ANC stands firm on tolling
The ANC has reaffirmed its position on e-tolls
JOHANNESBURG - Gauteng African National Congress (ANC) said on Tuesday it had not changed its position on e-tolling, despite its plan to suggest a short-term fuel levy at the party's policy conference this week.
The controversial project was halted by the Gauteng North High Court in April, but government is now engaged in a Constitutional Court battle to overturn this.
An inter-ministerial committee chaired by Deputy President Kgalema Motlanthe is engaging with various organisations.
The two mechanisms for funding infrastructure upgrades on Gauteng's roads has been at the heart of the e-tolling dispute.
While government stands firmly behind a user-pays principle, the organisations opposing e-tolling are calling for an additional fuel levy.
The Gauteng ANC seems to have warmed up to the idea of a fuel levy, but said this would be a short-term solution to the cash-flow crisis caused by the interdict.
The party's Nkenke Kekana said, "Let's also find alternative ways of addressing the financial burden in the short-term.

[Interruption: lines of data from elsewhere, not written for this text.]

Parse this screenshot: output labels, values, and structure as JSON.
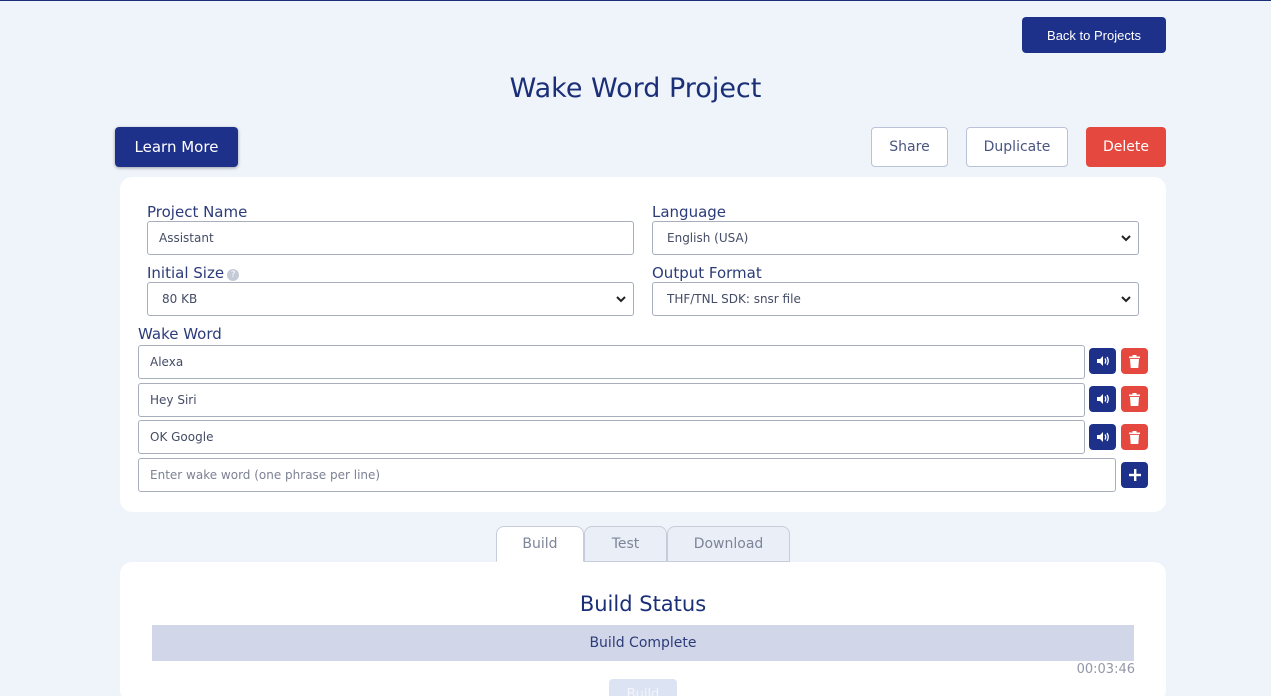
{
  "header": {
    "back_label": "Back to Projects",
    "title": "Wake Word Project"
  },
  "actions": {
    "learn_more": "Learn More",
    "share": "Share",
    "duplicate": "Duplicate",
    "delete": "Delete"
  },
  "form": {
    "project_name_label": "Project Name",
    "project_name_value": "Assistant",
    "language_label": "Language",
    "language_value": "English (USA)",
    "initial_size_label": "Initial Size",
    "initial_size_value": "80 KB",
    "output_format_label": "Output Format",
    "output_format_value": "THF/TNL SDK: snsr file",
    "wake_word_label": "Wake Word",
    "wake_words": [
      "Alexa",
      "Hey Siri",
      "OK Google"
    ],
    "new_wake_word_placeholder": "Enter wake word (one phrase per line)"
  },
  "tabs": [
    "Build",
    "Test",
    "Download"
  ],
  "build": {
    "title": "Build Status",
    "status": "Build Complete",
    "elapsed": "00:03:46",
    "button": "Build"
  },
  "colors": {
    "brand": "#1e318a",
    "danger": "#e5483f",
    "background": "#eff3fa"
  }
}
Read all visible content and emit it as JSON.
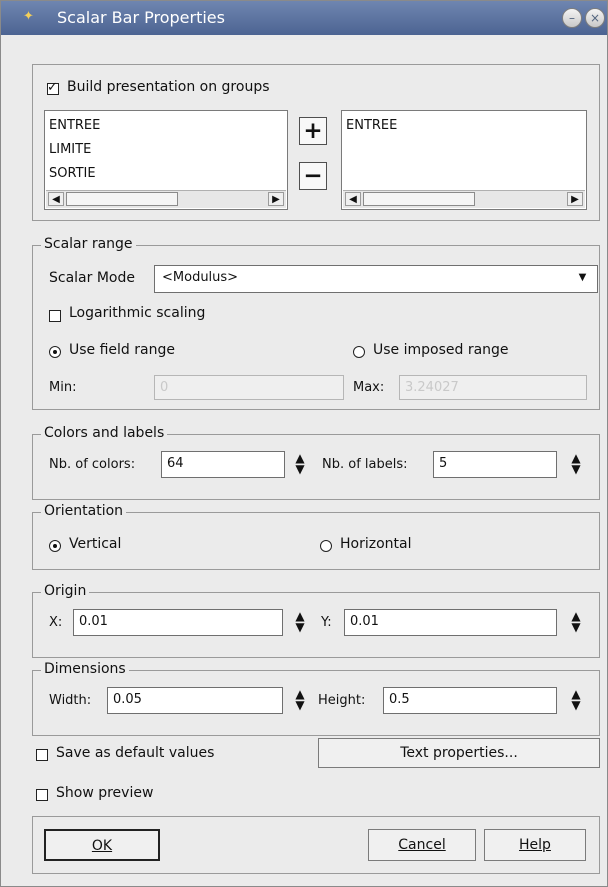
{
  "window": {
    "title": "Scalar Bar Properties",
    "buttons": [
      "minimize-icon",
      "close-icon"
    ]
  },
  "groups_section": {
    "checkbox_label": "Build presentation on groups",
    "available_groups": [
      "ENTREE",
      "LIMITE",
      "SORTIE"
    ],
    "selected_groups": [
      "ENTREE"
    ],
    "add_icon": "plus-icon",
    "remove_icon": "minus-icon"
  },
  "scalar_range": {
    "title": "Scalar range",
    "mode_label": "Scalar Mode",
    "mode_value": "<Modulus>",
    "log_label": "Logarithmic scaling",
    "field_range_label": "Use field range",
    "imposed_range_label": "Use imposed range",
    "min_label": "Min:",
    "min_value": "0",
    "max_label": "Max:",
    "max_value": "3.24027"
  },
  "colors_labels": {
    "title": "Colors and labels",
    "colors_label": "Nb. of colors:",
    "colors_value": "64",
    "labels_label": "Nb. of labels:",
    "labels_value": "5"
  },
  "orientation": {
    "title": "Orientation",
    "vertical_label": "Vertical",
    "horizontal_label": "Horizontal"
  },
  "origin": {
    "title": "Origin",
    "x_label": "X:",
    "x_value": "0.01",
    "y_label": "Y:",
    "y_value": "0.01"
  },
  "dimensions": {
    "title": "Dimensions",
    "width_label": "Width:",
    "width_value": "0.05",
    "height_label": "Height:",
    "height_value": "0.5"
  },
  "bottom": {
    "save_default_label": "Save as default values",
    "text_properties_label": "Text properties...",
    "show_preview_label": "Show preview",
    "ok_label": "OK",
    "cancel_label": "Cancel",
    "help_label": "Help"
  }
}
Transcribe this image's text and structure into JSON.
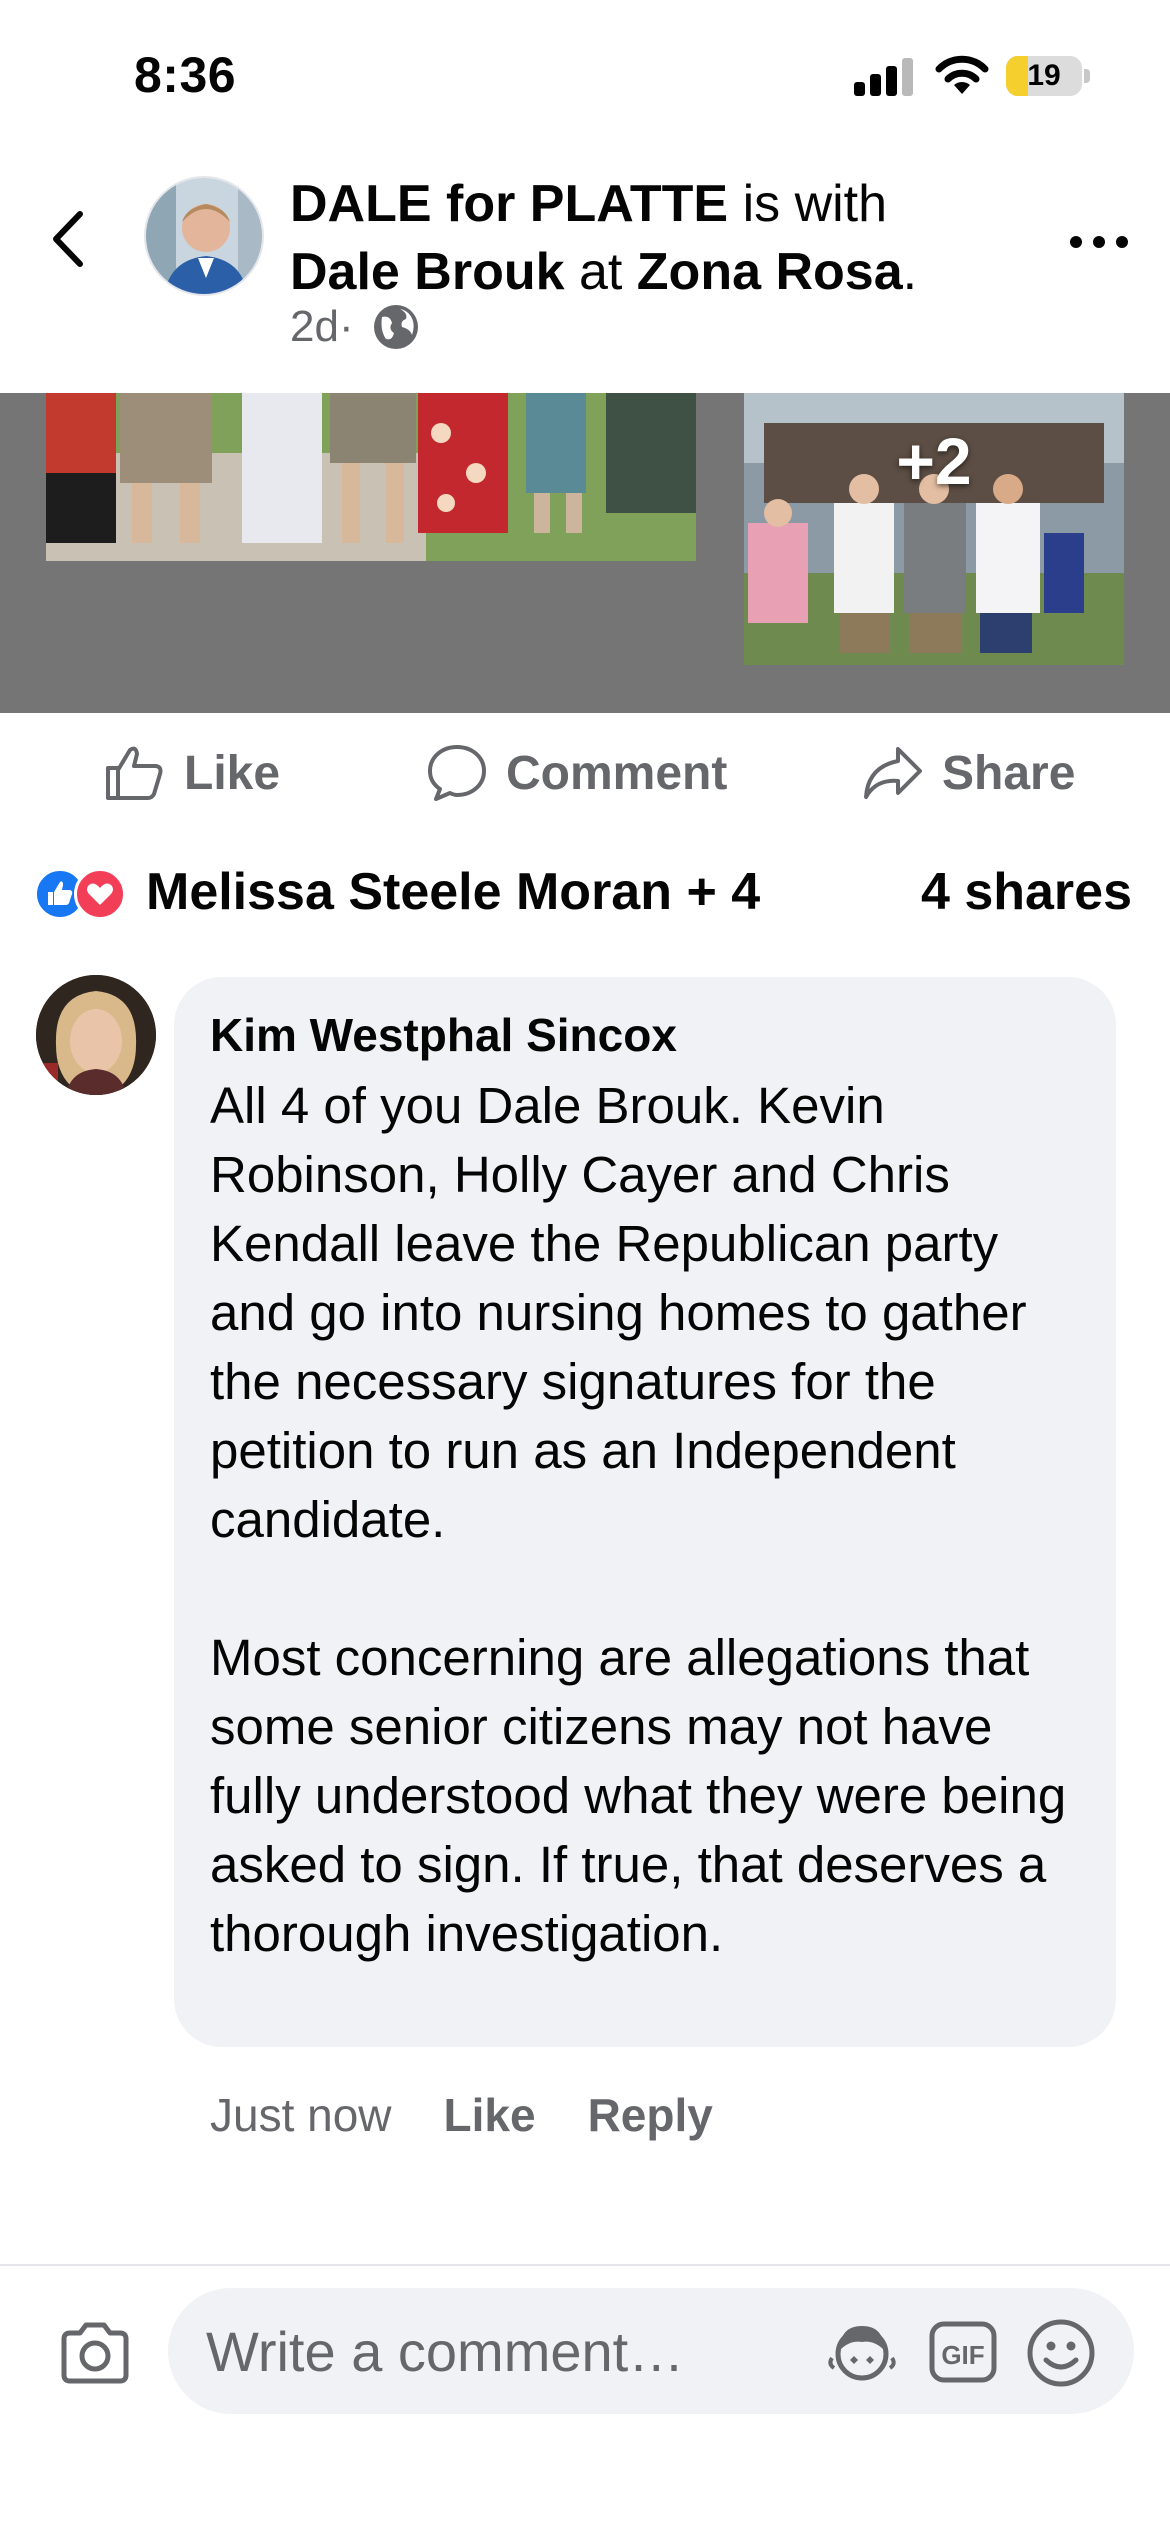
{
  "status_bar": {
    "time": "8:36",
    "battery_level": "19"
  },
  "post": {
    "page_name": "DALE for PLATTE",
    "is_with_text": " is with",
    "tagged_person": "Dale Brouk",
    "at_text": " at ",
    "location": "Zona Rosa",
    "period": ".",
    "age": "2d",
    "separator": " · ",
    "audience_icon": "globe-icon",
    "photo_more_count": "+2"
  },
  "actions": {
    "like_label": "Like",
    "comment_label": "Comment",
    "share_label": "Share"
  },
  "reactions": {
    "icons": [
      "like-icon",
      "love-icon"
    ],
    "summary": "Melissa Steele Moran + 4",
    "shares": "4 shares"
  },
  "comment": {
    "author": "Kim Westphal Sincox",
    "paragraph_1": "All 4 of you Dale Brouk. Kevin Robinson, Holly Cayer and Chris Kendall leave the Republican party and go into nursing homes to gather the necessary signatures for the petition to run as an Independent candidate.",
    "paragraph_2": "Most concerning are allegations that some senior citizens may not have fully understood what they were being asked to sign. If true, that deserves a thorough investigation.",
    "time": "Just now",
    "like_label": "Like",
    "reply_label": "Reply"
  },
  "composer": {
    "placeholder": "Write a comment…",
    "gif_label": "GIF"
  },
  "colors": {
    "brand_blue": "#1877f2",
    "love_red": "#f33e58",
    "secondary_text": "#65676b",
    "bubble_bg": "#f0f2f5",
    "battery_yellow": "#f5cf2e"
  }
}
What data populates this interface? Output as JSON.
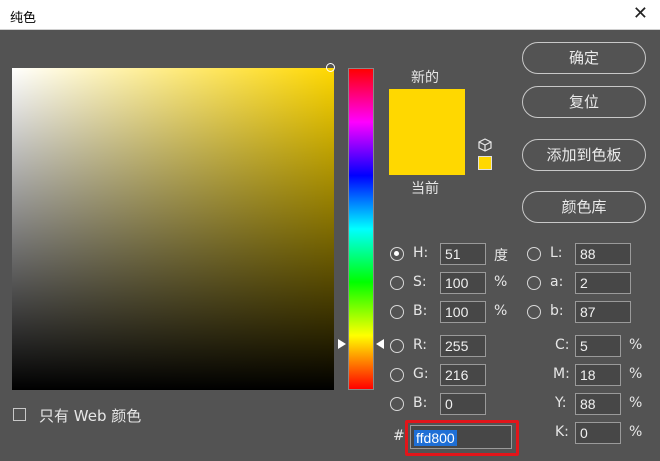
{
  "window": {
    "title": "纯色",
    "close": "✕"
  },
  "preview": {
    "new_label": "新的",
    "current_label": "当前",
    "color": "#ffd800"
  },
  "buttons": {
    "ok": "确定",
    "reset": "复位",
    "add_swatch": "添加到色板",
    "color_libraries": "颜色库"
  },
  "hsb": {
    "h": {
      "label": "H:",
      "value": "51",
      "unit": "度"
    },
    "s": {
      "label": "S:",
      "value": "100",
      "unit": "%"
    },
    "b": {
      "label": "B:",
      "value": "100",
      "unit": "%"
    }
  },
  "rgb": {
    "r": {
      "label": "R:",
      "value": "255"
    },
    "g": {
      "label": "G:",
      "value": "216"
    },
    "b": {
      "label": "B:",
      "value": "0"
    }
  },
  "lab": {
    "l": {
      "label": "L:",
      "value": "88"
    },
    "a": {
      "label": "a:",
      "value": "2"
    },
    "b": {
      "label": "b:",
      "value": "87"
    }
  },
  "cmyk": {
    "c": {
      "label": "C:",
      "value": "5",
      "unit": "%"
    },
    "m": {
      "label": "M:",
      "value": "18",
      "unit": "%"
    },
    "y": {
      "label": "Y:",
      "value": "88",
      "unit": "%"
    },
    "k": {
      "label": "K:",
      "value": "0",
      "unit": "%"
    }
  },
  "hex": {
    "prefix": "#",
    "value": "ffd800"
  },
  "web_only": {
    "label": "只有 Web 颜色",
    "checked": false
  },
  "selected_radio": "H",
  "colors": {
    "accent_highlight": "#e2151a",
    "selection": "#1e6fd6"
  }
}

"That is why, we are suggesting other things, perhaps a fuel levy."
He said they supported the ongoing discussions and believed upgrades to public transport was encouraging.
In May, Finance Minister Pravin Gordhan made the unusual appeal to the Constitutional Court in a bid to set aside the court order halting the e-tolling project.
He was concerned about the tolling project's negative impact on the country's economy as government's credit rating would be severely affected if it cannot repay the loans taken out to fund the system.
It took a R20 billion loan in 2007 to improve Gauteng roads.
While many organisations pushed for the system to be scrapped entirely, Gauteng Premier Nomvula Mokonyane has said tolling will eventually go ahead despite resistance from the public.
If implemented, motorists will pay up to 35 cents/km to travel on some of Gauteng's freeways.